During today’s rehearsal, all staff wore masks due to coronavirus outbreak to avoid spreading the novel COVID-19 respiratory illness. The agency is urging the public to watch the launch from home virtually via NASA TV. The Kennedy Space Center will remain closed to visitors. The first manned launch in almost ten years sure comes at a time when America needs a glimmer of inspiration.
This evening, Astronauts Behnken and Hurley will have a chance to meet with their family, who are traveling from Houston to Florida. Hurley shared via Twitter they will have a chance to gather with their family at a beach house near the Space Center to relax and say farewell ahead of the historic mission.
The astronauts are actually best friends who have spent time together for over a decade. Astronaut Hurley, will be the spacecraft commander for Demo-2, responsible for activities such as launch, landing, and recovery. While, Astronaut Behnken, will be the joint operations commander for the Demo-2 mission. He will be responsible for Dragon’s rendezvous to the orbiting laboratory, as well as docking and undocking the craft.

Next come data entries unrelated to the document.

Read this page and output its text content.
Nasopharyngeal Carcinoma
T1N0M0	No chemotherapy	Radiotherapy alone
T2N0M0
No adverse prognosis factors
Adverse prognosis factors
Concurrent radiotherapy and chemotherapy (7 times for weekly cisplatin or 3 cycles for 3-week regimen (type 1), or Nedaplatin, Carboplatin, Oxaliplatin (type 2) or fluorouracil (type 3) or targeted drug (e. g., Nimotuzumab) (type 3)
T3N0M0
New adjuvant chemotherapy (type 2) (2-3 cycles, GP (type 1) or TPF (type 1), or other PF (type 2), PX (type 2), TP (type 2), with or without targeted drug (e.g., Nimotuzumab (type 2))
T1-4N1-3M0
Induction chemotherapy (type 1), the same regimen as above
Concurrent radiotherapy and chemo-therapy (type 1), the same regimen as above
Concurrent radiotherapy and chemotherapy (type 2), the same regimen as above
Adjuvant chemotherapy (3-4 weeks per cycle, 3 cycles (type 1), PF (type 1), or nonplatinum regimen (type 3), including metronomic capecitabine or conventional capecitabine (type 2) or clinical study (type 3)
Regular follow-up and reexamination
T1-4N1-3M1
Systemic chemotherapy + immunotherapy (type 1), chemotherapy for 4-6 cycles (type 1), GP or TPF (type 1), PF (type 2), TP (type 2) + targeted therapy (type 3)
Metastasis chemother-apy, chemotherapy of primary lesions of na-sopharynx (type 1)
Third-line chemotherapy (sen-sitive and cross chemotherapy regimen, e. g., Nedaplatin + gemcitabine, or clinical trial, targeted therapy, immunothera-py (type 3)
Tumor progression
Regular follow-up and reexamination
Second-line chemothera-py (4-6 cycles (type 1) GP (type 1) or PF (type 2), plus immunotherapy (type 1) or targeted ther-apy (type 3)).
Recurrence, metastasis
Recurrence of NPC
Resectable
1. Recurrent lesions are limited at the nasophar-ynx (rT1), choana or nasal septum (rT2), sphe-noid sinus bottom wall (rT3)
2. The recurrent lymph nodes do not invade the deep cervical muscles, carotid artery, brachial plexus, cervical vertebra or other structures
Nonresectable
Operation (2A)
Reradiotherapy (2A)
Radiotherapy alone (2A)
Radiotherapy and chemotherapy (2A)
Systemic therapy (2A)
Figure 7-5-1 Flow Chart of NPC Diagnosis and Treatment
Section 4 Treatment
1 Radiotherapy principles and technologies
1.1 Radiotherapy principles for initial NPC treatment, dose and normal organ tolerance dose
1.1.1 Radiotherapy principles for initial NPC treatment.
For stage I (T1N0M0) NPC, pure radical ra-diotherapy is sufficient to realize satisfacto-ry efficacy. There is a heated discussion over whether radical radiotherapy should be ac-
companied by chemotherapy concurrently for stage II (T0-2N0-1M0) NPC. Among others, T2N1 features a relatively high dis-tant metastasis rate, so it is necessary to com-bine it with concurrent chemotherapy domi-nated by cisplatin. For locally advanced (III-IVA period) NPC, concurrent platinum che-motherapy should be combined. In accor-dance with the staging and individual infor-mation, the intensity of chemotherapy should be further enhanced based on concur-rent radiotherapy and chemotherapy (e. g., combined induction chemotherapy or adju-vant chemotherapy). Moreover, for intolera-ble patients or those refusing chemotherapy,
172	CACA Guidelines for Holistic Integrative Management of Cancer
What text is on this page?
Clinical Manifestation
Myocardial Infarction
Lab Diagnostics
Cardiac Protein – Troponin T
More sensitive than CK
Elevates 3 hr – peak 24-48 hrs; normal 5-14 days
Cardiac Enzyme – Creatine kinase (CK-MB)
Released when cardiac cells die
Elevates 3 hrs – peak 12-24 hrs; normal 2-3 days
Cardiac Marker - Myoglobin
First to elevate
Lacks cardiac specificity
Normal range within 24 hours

Yesterday, the astronauts had a question-and-answer session, in which they were asked what makes them “badass.” The astronauts proceeded to share what makes each other “badass.”
“Doug is ready for anything all the time. He is always prepared and when you’re going to fly into space on a test mission you could couldn’t ask for a better person.Or a better type of individual to be there with you.” Astronaut Behnken said, “So, I am just thankful that doing something like this – I’m doing it with Doug Hurley because he is going to be prepared for whatever comes our way and he is …prepared quickly. So, I couldn’t ask for more.”
“As far as Bob, he is quite the bad [ass] –and I’ll let you put in the next word,” Astronaut Hurley joked, in reference to the word ‘ass.’ – he continued: “But there is no stone unturned no way that he doesn’t have every potential eventuality already thought about you know, five times ahead of anybody else…So, there’s no question I can ask him that he doesn’t quite already have…the best answer for… It’s such a pleasure … it’s such an asset to have somebody like that on a crew with you. […] He’s already had it all figured out. Everything that we could possibly – potentially -deal with and it just makes it so much easier when you have somebody like that with your crew.”